Sport history=highest level of organized sport at which the parent has participated (less than high school, high school, college, professional); Diagnosed concussions=number of diagnosed concussions sustained by the parent.
CTE 1= Concussions cause CTE
CTE 2= If an adolescent athlete who has recovered from a concussion subsequently develops depression, the underlying cause is most likely concussions
CTE 3= It is possible to develop CTE from sustaining only one concussion
CTE 4= If a former professional athlete in a contact sport dies by suicide, the underlying cause is most likely CTE
CTE 5= You can sustain CTE even if you did not compete in sport past high school
Appendix
Fit Statistics for Parent Responses (n=241)

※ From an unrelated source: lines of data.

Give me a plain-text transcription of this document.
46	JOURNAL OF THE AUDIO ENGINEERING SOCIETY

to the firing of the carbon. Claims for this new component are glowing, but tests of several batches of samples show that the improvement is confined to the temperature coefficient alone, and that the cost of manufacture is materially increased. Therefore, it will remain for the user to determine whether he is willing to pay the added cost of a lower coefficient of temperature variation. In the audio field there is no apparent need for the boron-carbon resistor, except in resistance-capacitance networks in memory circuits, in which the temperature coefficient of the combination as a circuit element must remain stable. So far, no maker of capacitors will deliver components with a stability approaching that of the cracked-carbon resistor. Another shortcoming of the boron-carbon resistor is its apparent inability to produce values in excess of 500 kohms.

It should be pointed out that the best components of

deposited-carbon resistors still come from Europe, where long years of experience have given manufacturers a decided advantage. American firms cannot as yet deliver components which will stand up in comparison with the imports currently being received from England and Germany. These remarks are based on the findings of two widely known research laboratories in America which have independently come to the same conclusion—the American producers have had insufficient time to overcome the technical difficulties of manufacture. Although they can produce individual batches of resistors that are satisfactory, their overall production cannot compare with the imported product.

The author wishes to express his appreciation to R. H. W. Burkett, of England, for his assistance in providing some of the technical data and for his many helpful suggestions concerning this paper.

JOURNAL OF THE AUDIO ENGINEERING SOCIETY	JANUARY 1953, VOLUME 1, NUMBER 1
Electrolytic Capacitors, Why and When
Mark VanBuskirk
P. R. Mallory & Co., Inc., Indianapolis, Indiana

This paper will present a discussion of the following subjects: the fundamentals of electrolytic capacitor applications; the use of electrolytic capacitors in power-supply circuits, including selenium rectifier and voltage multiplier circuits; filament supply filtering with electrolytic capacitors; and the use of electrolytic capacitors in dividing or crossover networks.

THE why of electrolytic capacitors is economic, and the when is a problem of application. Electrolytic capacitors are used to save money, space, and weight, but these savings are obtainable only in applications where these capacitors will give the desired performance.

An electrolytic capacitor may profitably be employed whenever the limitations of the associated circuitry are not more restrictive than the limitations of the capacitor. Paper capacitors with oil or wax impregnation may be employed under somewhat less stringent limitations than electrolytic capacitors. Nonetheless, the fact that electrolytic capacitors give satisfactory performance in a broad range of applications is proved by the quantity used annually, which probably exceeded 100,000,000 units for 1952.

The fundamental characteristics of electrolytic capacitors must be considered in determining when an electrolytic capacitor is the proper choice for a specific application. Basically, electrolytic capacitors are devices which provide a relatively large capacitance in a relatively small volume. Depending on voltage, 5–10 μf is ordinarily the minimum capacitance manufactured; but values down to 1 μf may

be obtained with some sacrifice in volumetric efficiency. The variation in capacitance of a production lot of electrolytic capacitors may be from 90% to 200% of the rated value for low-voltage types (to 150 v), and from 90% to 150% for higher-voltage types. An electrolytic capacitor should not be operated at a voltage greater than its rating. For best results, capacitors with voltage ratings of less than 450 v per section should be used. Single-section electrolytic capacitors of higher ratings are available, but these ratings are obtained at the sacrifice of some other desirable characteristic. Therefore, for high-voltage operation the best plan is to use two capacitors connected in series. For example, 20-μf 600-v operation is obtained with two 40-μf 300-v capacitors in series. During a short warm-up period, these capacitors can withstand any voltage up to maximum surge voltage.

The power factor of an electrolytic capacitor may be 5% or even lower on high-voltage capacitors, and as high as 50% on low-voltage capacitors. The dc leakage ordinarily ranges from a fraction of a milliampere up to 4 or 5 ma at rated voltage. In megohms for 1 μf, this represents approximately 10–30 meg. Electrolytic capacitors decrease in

| Model | Df | Chi2 | p | CFI | TLI | RMSEA | Diff test p |
|---|---|---|---|---|---|---|---|
|
|
|||||||
| CTE evidence | |||||||
| Base model | 5 | 21.02 | 0.001 | 0.901 | 0.802 | 0.125 | |
| Depression and suicide 1 | 4 | 2.80 | 0.592 | 1.00 | 1.02 | 0.000 | <0.001 |
|
|
|||||||
| Model 1 2 | 8 | 3.19 | 0.922 | 1.00 | 1.06 | 0.000 | |
| Model 2 3 | 12 | 21.81 | 0.040 | 0.946 | 0.906 | 0.058 | |
| Model 3 4 | 16 | 24.706 | 0.075 | 0.953 | 0.921 | 0.047 | <0.001 |
| Model 4 5 | 20 | 27.628 | 0.118 | 0.958 | 0.931 | 0.039 | <0.001 |
“Depression and suicide” adds a correlation between depression and suicide items to base model.
Model 1 is the association between CTE evidence and number of concussions at which participation in contact and collision sports should be ceased (retirement threshold).
Model 2 adds to Model 1 gender as a predictor of CTE evidence and quit number.
Model 3 adds to Model 2 own sport history (highest level of sport in which the responding parent participated) as a predictor of CTE evidence and quit number.
Model 4 adds to Model 3 number of diagnosed concussions as a predictor of CTE evidence and quit number.